Because their fruit food tends to be abundant and patchily distributed, manakins benefit by hanging out together in loose little flocks. They can all descend on a tree they know to be fruiting without worrying about competing with each other for food. When breeding time comes, long-tailed manakins display together (see the video link, above) in a lek formation, which means that several males get together, partner up, and display within sight or earshot of each other. Female manakins are free to visit the lek and choose which male to mate with based on the splendor of his display. When males display together, this raises all sorts of interesting questions. Which of the partners gets to mate? The older one? The one who dances most vigorously? And where do immature males fit into the picture? It's all up to the females. Ladies' choice. No monogamy, no pairing up; just a quick visit to check out the hombres, pick the best one, mate, and then here comes Ms. Manakin with a baby carriage.Wearing his sky-blue cape, a manakin shows off his bifurcated crest. Check out the length of his tail! He may well be dominant to a shorter-tailed bird, and more likely to pass his genes along.

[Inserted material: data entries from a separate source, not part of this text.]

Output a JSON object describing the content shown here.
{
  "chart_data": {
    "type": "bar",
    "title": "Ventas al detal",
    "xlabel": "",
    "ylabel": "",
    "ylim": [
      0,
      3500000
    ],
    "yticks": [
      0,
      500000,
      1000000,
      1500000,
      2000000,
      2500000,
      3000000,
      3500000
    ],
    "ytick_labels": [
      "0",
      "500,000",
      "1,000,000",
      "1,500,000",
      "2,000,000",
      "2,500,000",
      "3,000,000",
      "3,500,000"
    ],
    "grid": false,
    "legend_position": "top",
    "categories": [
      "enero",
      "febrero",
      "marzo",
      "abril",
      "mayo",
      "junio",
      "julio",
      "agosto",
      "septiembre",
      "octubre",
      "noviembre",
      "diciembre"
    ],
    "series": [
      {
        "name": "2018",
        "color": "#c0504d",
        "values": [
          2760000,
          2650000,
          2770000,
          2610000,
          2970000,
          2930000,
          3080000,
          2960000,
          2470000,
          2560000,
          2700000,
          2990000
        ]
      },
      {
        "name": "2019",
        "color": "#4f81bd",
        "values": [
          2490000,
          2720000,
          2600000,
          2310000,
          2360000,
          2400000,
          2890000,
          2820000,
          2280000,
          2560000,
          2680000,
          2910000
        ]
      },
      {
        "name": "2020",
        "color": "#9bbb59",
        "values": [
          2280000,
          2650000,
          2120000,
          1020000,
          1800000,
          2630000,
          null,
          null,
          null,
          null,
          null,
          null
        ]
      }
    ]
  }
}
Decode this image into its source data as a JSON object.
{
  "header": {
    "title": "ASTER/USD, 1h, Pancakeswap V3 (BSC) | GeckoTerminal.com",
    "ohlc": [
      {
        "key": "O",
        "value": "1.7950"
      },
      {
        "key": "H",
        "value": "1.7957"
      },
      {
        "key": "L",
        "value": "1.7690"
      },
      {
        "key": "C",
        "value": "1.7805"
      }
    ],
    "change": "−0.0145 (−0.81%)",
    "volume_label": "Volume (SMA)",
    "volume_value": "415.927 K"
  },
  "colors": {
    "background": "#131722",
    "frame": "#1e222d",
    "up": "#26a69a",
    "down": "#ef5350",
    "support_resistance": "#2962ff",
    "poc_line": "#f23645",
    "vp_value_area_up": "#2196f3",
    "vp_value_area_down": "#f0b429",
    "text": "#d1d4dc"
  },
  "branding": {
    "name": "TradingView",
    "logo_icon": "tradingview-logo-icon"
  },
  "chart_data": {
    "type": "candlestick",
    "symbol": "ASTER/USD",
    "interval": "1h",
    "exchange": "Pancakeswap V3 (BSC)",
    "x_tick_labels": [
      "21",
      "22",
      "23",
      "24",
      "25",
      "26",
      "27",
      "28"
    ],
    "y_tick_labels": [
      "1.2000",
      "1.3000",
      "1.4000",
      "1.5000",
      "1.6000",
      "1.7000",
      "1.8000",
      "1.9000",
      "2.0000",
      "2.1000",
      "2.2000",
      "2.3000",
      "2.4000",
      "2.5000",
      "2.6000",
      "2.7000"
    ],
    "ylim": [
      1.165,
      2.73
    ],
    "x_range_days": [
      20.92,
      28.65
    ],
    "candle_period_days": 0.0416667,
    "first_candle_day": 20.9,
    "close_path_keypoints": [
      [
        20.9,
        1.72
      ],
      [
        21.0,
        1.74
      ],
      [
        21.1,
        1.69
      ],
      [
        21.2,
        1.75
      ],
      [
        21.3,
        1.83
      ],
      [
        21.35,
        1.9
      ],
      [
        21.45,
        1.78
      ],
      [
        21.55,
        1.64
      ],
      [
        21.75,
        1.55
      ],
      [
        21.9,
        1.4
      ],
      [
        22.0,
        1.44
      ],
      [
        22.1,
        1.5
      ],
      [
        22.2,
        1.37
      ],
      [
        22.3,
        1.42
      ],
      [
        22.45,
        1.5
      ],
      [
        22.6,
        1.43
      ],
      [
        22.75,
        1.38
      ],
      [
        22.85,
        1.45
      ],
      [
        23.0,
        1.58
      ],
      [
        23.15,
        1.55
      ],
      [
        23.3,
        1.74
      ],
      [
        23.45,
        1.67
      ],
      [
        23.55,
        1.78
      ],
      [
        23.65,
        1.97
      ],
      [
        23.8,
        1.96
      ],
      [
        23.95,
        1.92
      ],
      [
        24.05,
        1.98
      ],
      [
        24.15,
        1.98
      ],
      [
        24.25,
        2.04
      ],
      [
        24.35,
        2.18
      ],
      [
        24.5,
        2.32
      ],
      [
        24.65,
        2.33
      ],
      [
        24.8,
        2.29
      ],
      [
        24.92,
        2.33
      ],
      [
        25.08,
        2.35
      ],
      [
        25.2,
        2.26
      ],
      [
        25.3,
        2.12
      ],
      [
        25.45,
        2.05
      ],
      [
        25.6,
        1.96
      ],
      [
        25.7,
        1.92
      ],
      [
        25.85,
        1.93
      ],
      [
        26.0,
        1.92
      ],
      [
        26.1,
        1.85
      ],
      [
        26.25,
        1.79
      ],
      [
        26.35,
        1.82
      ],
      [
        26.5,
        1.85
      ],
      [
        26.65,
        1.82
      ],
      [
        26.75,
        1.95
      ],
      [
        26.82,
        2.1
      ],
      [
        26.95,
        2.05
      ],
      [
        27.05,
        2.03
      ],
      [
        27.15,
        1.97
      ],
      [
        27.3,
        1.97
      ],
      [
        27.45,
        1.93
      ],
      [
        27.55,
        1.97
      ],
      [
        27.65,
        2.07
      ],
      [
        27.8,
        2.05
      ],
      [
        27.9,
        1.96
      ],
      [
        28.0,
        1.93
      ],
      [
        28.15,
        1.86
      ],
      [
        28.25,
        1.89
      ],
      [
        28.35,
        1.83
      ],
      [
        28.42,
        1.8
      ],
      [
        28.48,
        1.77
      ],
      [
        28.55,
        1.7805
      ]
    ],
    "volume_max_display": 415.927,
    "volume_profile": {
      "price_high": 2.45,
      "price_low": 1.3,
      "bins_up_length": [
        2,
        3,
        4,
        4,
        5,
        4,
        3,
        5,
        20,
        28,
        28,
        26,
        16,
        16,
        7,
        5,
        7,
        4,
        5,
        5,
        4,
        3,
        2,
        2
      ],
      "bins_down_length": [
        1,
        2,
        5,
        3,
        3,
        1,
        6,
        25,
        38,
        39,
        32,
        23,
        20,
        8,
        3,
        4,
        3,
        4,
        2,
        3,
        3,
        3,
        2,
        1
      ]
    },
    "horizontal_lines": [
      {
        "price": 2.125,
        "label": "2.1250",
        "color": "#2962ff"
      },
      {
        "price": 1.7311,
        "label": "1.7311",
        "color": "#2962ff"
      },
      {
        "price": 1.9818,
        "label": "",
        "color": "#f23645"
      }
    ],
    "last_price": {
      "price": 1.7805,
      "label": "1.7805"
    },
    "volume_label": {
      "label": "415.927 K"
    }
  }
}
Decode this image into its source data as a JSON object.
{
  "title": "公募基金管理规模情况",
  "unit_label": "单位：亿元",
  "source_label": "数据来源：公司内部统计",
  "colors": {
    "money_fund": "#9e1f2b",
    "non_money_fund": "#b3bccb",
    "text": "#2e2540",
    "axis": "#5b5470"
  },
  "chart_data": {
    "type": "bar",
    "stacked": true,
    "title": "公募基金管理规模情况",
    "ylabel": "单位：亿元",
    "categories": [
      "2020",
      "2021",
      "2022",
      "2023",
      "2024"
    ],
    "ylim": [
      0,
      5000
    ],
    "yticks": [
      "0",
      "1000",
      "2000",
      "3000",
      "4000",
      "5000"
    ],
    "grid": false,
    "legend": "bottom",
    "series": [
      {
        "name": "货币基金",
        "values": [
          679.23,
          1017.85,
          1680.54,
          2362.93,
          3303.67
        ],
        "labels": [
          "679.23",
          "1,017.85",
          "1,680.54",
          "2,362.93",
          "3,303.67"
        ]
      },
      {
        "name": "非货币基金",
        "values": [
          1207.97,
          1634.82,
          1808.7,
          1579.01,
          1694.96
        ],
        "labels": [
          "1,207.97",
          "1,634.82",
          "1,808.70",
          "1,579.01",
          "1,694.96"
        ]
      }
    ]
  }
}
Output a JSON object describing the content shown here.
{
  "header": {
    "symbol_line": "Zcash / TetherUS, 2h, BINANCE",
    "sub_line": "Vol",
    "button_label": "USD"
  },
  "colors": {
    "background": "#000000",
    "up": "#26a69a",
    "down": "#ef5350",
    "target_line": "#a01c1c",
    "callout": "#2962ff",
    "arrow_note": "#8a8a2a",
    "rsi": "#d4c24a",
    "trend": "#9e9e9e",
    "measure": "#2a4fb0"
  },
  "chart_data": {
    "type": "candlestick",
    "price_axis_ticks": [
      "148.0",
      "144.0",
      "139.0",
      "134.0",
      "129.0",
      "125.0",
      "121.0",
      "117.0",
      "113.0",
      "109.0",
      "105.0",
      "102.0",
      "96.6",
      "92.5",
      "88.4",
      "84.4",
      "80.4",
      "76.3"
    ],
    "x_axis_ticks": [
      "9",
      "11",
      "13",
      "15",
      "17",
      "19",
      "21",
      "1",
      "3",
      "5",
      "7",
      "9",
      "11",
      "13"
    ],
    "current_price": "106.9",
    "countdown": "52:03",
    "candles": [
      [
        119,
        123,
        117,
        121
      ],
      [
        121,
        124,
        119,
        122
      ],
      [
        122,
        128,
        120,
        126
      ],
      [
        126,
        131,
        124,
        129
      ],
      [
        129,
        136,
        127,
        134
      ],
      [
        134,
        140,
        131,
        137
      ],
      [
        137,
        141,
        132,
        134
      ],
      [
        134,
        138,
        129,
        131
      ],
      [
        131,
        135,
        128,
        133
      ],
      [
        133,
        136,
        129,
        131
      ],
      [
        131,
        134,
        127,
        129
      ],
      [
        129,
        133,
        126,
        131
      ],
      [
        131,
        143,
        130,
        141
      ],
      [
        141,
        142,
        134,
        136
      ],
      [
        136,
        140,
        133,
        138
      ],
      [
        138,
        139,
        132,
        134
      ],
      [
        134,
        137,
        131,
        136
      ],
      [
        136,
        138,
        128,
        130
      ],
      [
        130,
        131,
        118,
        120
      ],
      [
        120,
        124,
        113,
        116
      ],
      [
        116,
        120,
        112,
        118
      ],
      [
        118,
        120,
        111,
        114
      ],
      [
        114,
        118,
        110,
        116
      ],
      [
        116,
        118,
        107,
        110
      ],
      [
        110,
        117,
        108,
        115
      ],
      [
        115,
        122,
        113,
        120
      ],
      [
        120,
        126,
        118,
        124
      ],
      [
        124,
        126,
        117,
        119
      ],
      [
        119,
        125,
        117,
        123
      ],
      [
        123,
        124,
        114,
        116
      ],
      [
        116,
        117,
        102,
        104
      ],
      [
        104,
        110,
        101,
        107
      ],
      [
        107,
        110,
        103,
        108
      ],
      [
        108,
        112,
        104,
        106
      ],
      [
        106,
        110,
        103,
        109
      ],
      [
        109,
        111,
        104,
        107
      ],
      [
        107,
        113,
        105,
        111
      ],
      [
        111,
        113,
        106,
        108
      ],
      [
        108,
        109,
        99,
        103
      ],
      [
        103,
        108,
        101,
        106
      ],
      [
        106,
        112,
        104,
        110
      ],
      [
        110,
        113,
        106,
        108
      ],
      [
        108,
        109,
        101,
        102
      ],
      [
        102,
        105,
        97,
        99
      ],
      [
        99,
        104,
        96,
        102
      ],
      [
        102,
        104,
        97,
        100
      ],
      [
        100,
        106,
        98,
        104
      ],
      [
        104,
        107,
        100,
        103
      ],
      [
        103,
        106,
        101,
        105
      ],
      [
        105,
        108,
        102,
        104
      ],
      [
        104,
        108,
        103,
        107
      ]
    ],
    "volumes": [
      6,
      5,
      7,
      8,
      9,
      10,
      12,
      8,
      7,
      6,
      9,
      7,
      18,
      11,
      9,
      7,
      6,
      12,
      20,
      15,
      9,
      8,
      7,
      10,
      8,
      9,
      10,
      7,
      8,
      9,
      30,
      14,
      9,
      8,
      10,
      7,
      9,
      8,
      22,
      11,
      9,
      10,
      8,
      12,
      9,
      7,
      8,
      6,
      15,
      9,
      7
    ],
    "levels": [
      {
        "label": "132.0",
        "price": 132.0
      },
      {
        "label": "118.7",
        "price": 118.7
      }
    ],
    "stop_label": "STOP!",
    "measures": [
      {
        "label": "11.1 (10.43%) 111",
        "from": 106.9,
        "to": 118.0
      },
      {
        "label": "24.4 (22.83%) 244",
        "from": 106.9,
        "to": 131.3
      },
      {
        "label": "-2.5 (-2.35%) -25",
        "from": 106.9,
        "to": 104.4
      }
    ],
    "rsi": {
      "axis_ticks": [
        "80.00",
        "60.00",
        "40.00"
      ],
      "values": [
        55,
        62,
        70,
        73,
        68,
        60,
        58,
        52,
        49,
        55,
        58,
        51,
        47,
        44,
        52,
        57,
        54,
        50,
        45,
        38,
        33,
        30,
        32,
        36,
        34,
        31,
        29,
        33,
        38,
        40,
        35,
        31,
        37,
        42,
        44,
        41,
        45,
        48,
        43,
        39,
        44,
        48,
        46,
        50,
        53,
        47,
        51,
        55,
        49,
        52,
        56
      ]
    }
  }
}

Because there are so many egg predators in tropical forests, the female manakin lays only two eggs a year, in a shallow cup suspended by its rim from a horizontal fork of a limb at about eye level in the understory. She builds the nest, incubates the eggs and raises the young all by herself. A gaudy male would be no help in such a predator-rich setting. It may take a female her entire 20-year-plus lifespan to replace herself; it may take a young male manakin years of understudy at the lek to attain his right to mate. This is part of what's so fascinating about tropical birds; they often operate on entirely different time frames and feeding regimes, with much higher site fidelity, than our more fecund, ephemeral, migratory temperate birds.All these questions and more swirled about my head as I spent the day watching and photographing long-tailed manakins. As I prepared to leave, the nasal nyaaaah! and hauntingly rich whistle--t0-LE-do! of displaying long-tailed manakins chimed from a brushy hillside above me. It was impossible to see more than a glimpse of the dancing birds, but knowing they were dancing, finally hearing the song I'd read about for years, filled me with joy. The air was warm, bird song rang out all around me, a few blackflies buzzed, and I stayed and listened and smiled, immersed in the peace of being among wild things.

Have a lovely Easter. I've been in town all afternoon, being a bunny.